Rowers from Kansas and Texas all groaned from the force required to launch the carbon fiber shells from a standstill. Coxswains coaxed, flattered and verbally slapped their teammates as oars resounded from the strain in their boat locks. Then suddenly a rhythm arrived. Like a metronome the oars clicked off the smooth cadence and the late surges needed for victory. The 2,000 meter test of will against the mounting agony in muscled limbs culminated rarely in immediate joy over victory. Rowers were too taxed to even lift their arms.

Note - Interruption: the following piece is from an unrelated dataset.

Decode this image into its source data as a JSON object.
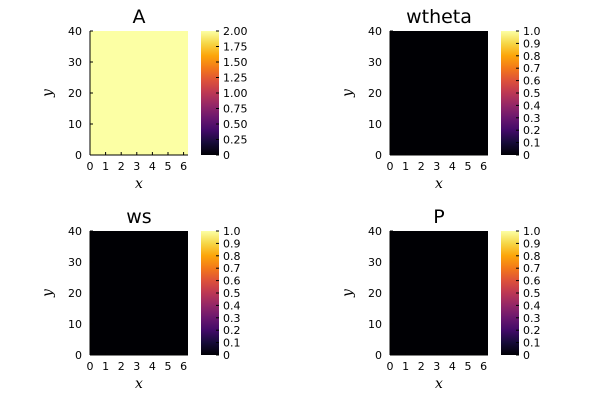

Texas rowers didn’t actually walk on water as it might have seemed while they launched a boat. They won often, but from the smiles you see in the group photo came the realization that just competing in this often overlooked sport made everyone a winner. The two teams outfitted in pink to honor the continuing battle against breast cancer was the added bonus.
For the two photographers, the six races gave us enough time to again enjoy the beauty of the lake constructed by WPA workers during the depression. The aged stone dam and the cabins workers once called home sit just a few miles away from the modern Legends Mall, race track, minor league baseball stadium and thoroughly new major league soccer stadium. We photographed the multitude of birds between races and made a point of having our own fun with a little help from one of the crews.
As usual, the time spent on the water with KU boatman, Nat Marshall (so laid back how does he stand upright?), and working with the best “dam” photographer I know made a beautiful spring day even more wondrous.